El portavoz de Cs en el Parlament, Nacho Martín Blanco, ha acusado este lunes a los comunes de ser los «salvadores de los partidos independentistas» al haber alcanzado un pacto con el Govern de Pere Aragonès para retirar la enmienda a la totalidad a los Presupuestos de 2022 y permitir su tramitación.

En su intervención en el pleno que votará las enmiendas a la totalidad, ha criticado que Cataluña siempre está «sometida a los dictados de la CUP y a las exigencias de la CUP, aunque después no acabe cuajando el acuerdo y cuaje con los comunes, los salvadores de los partidos separatistas».

Ha apostado por una economía no nacionalista y que no esté «empeñada en poner en manos de los antisistema y de personas y partidos que tienen una aproximación contraria al desarrollo económico» la economía y los Presupuestos.

«Cataluña no se merece y no necesita más pensamiento mágico y populismo de escaparate, sino más políticas sustantivas orientadas al crecimiento económico» y a los pilares del Estado de bienestar, como la salud, la educación y los servicios sociales, ha citado.

GASTO PÚBLICO

Ha avisado de que las políticas expansivas de gasto público ilimitado pueden conllevar riesgos para la economía, como la inflación, por lo que considera que estos Presupuestos «no son ni conscientes ni responsables», y ha rechazado una dinámica de crecimiento indefinido de la administración pública.

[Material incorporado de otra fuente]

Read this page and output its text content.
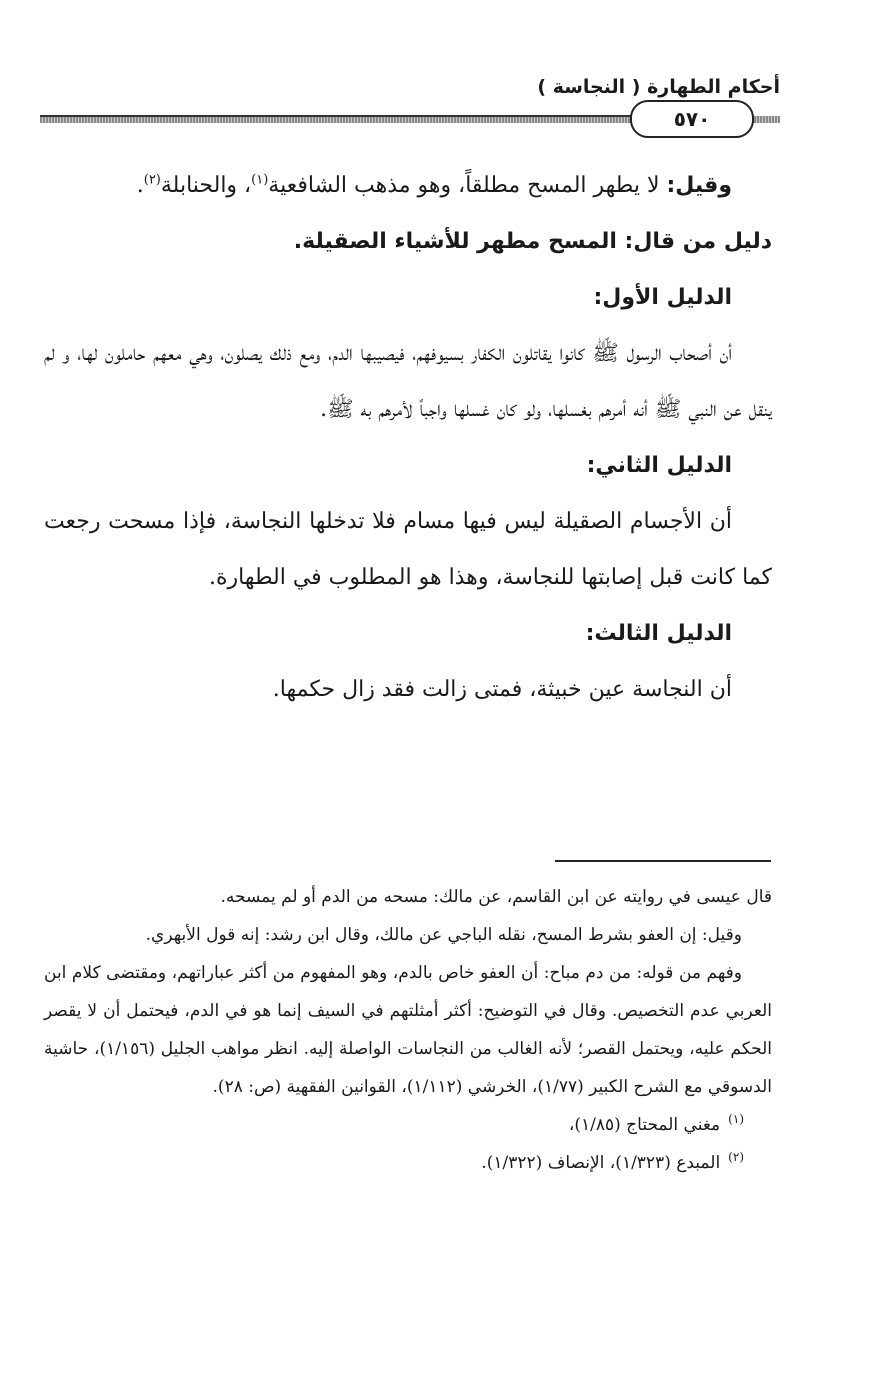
أحكام الطهارة ( النجاسة )
٥٧٠

وقيل: لا يطهر المسح مطلقاً، وهو مذهب الشافعية$^{(١)}$، والحنابلة$^{(٢)}$.

دليل من قال: المسح مطهر للأشياء الصقيلة.

الدليل الأول:

أن أصحاب الرسول ﷺ كانوا يقاتلون الكفار بسيوفهم، فيصيبها الدم، ومع ذلك يصلون، وهي معهم حاملون لها، و لم ينقل عن النبي ﷺ أنه أمرهم بغسلها، ولو كان غسلها واجباً لأمرهم به ﷺ.

الدليل الثاني:

أن الأجسام الصقيلة ليس فيها مسام فلا تدخلها النجاسة، فإذا مسحت رجعت كما كانت قبل إصابتها للنجاسة، وهذا هو المطلوب في الطهارة.

الدليل الثالث:

أن النجاسة عين خبيثة، فمتى زالت فقد زال حكمها.

قال عيسى في روايته عن ابن القاسم، عن مالك: مسحه من الدم أو لم يمسحه.

وقيل: إن العفو بشرط المسح، نقله الباجي عن مالك، وقال ابن رشد: إنه قول الأبهري.

وفهم من قوله: من دم مباح: أن العفو خاص بالدم، وهو المفهوم من أكثر عباراتهم، ومقتضى كلام ابن العربي عدم التخصيص. وقال في التوضيح: أكثر أمثلتهم في السيف إنما هو في الدم، فيحتمل أن لا يقصر الحكم عليه، ويحتمل القصر؛ لأنه الغالب من النجاسات الواصلة إليه. انظر مواهب الجليل (١/١٥٦)، حاشية الدسوقي مع الشرح الكبير (١/٧٧)، الخرشي (١/١١٢)، القوانين الفقهية (ص: ٢٨).

$^{(١)}$مغني المحتاج (١/٨٥)،

$^{(٢)}$المبدع (١/٣٢٣)، الإنصاف (١/٣٢٢).
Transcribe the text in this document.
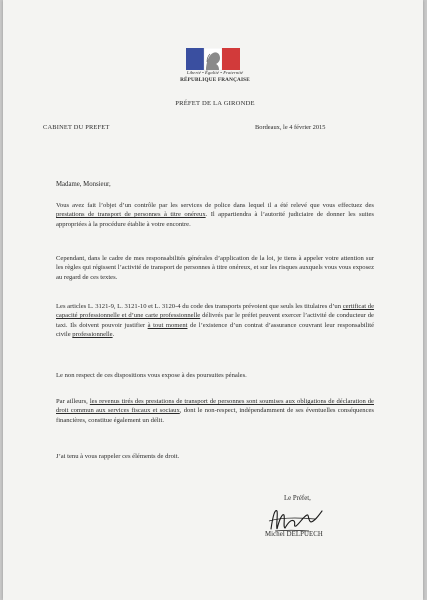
Liberté • Égalité • Fraternité
RÉPUBLIQUE FRANÇAISE
PRÉFET DE LA GIRONDE
CABINET DU PREFET	Bordeaux, le 4 février 2015
Madame, Monsieur,
Vous avez fait l’objet d’un contrôle par les services de police dans lequel il a été relevé que vous effectuez des prestations de transport de personnes à titre onéreux. Il appartiendra à l’autorité judiciaire de donner les suites appropriées à la procédure établie à votre encontre.
Cependant, dans le cadre de mes responsabilités générales d’application de la loi, je tiens à appeler votre attention sur les règles qui régissent l’activité de transport de personnes à titre onéreux, et sur les risques auxquels vous vous exposez au regard de ces textes.
Les articles L. 3121-9, L. 3121-10 et L. 3120-4 du code des transports prévoient que seuls les titulaires d’un certificat de capacité professionnelle et d’une carte professionnelle délivrés par le préfet peuvent exercer l’activité de conducteur de taxi. Ils doivent pouvoir justifier à tout moment de l’existence d’un contrat d’assurance couvrant leur responsabilité civile professionnelle.
Le non respect de ces dispositions vous expose à des poursuites pénales.
Par ailleurs, les revenus tirés des prestations de transport de personnes sont soumises aux obligations de déclaration de droit commun aux services fiscaux et sociaux, dont le non-respect, indépendamment de ses éventuelles conséquences financières, constitue également un délit.
J’ai tenu à vous rappeler ces éléments de droit.
Le Préfet,
Michel DELPUECH
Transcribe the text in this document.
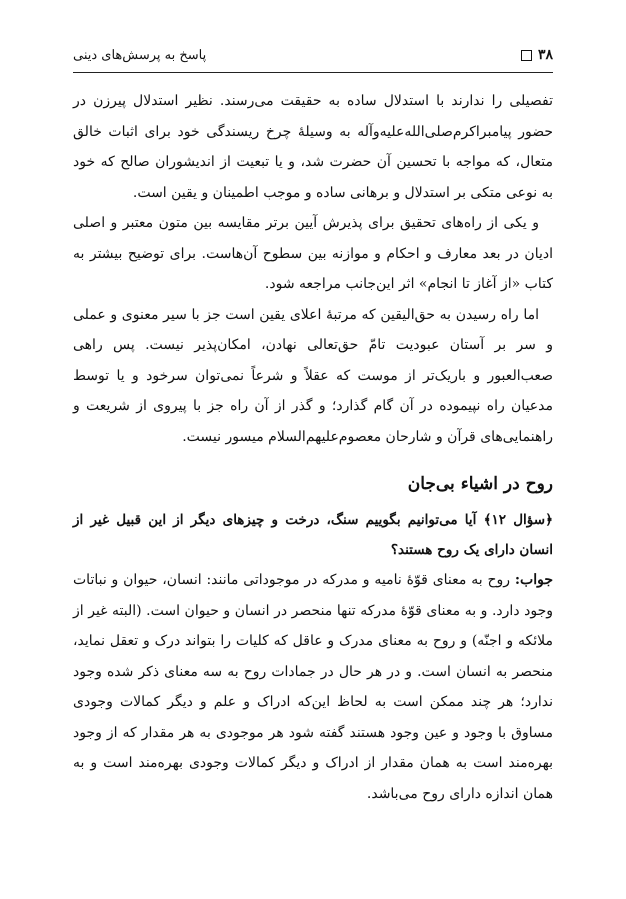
۳۸
پاسخ به پرسش‌های دینی

تفصیلی را ندارند با استدلال ساده به حقیقت می‌رسند. نظیر استدلال پیرزن در حضور پیامبراکرم‌صلی‌الله‌علیه‌وآله به وسیلهٔ چرخ ریسندگی خود برای اثبات خالق متعال، که مواجه با تحسین آن حضرت شد، و یا تبعیت از اندیشوران صالح که خود به نوعی متکی بر استدلال و برهانی ساده و موجب اطمینان و یقین است.

و یکی از راه‌های تحقیق برای پذیرش آیین برتر مقایسه بین متون معتبر و اصلی ادیان در بعد معارف و احکام و موازنه بین سطوح آن‌هاست. برای توضیح بیشتر به کتاب «از آغاز تا انجام» اثر این‌جانب مراجعه شود.

اما راه رسیدن به حق‌الیقین که مرتبهٔ اعلای یقین است جز با سیر معنوی و عملی و سر بر آستان عبودیت تامّ حق‌تعالی نهادن، امکان‌پذیر نیست. پس راهی صعب‌العبور و باریک‌تر از موست که عقلاً و شرعاً نمی‌توان سرخود و یا توسط مدعیان راه نپیموده در آن گام گذارد؛ و گذر از آن راه جز با پیروی از شریعت و راهنمایی‌های قرآن و شارحان معصوم‌علیهم‌السلام میسور نیست.

روح در اشیاء بی‌جان

﴿سؤال ۱۲﴾ آیا می‌توانیم بگوییم سنگ، درخت و چیزهای دیگر از این قبیل غیر از انسان دارای یک روح هستند؟

جواب: روح به معنای قوّهٔ نامیه و مدرکه در موجوداتی مانند: انسان، حیوان و نباتات وجود دارد. و به معنای قوّهٔ مدرکه تنها منحصر در انسان و حیوان است. (البته غیر از ملائکه و اجنّه) و روح به معنای مدرک و عاقل که کلیات را بتواند درک و تعقل نماید، منحصر به انسان است. و در هر حال در جمادات روح به سه معنای ذکر شده وجود ندارد؛ هر چند ممکن است به لحاظ این‌که ادراک و علم و دیگر کمالات وجودی مساوق با وجود و عین وجود هستند گفته شود هر موجودی به هر مقدار که از وجود بهره‌مند است به همان مقدار از ادراک و دیگر کمالات وجودی بهره‌مند است و به همان اندازه دارای روح می‌باشد.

El dirigente de Cs ha asegurado que los catalanes soportan la presión fiscal más alta de España y ha planteado al Govern, tan «partidario de una política refrendaria», que pregunte a los ciudadanos si están de acuerdo con ser los españoles que más pagan, porque viven un infierno fiscal dentro de un laberinto administrativo, según él.

Ve plausible destinar tres de cada cuatro euros a políticas sociales, pero cree que «por desgracia, el otro euro va destinado a políticas superfluas que no sirven para nada y que en muchos casos son contraproducentes para la vida de los ciudadanos».

Tras erigir a Cs como la alternativa liberal y defender la escuela centrista, ha acusado al Govern de destinar recursos a «chiringuitos y entes públicos que son de dudosa utilidad para la ciudadanía», y ha apostado por reducir a la mitad los cargos públicos y asesores y al 75% políticas relativas a la propaganda de bombo y platillo, ha dicho.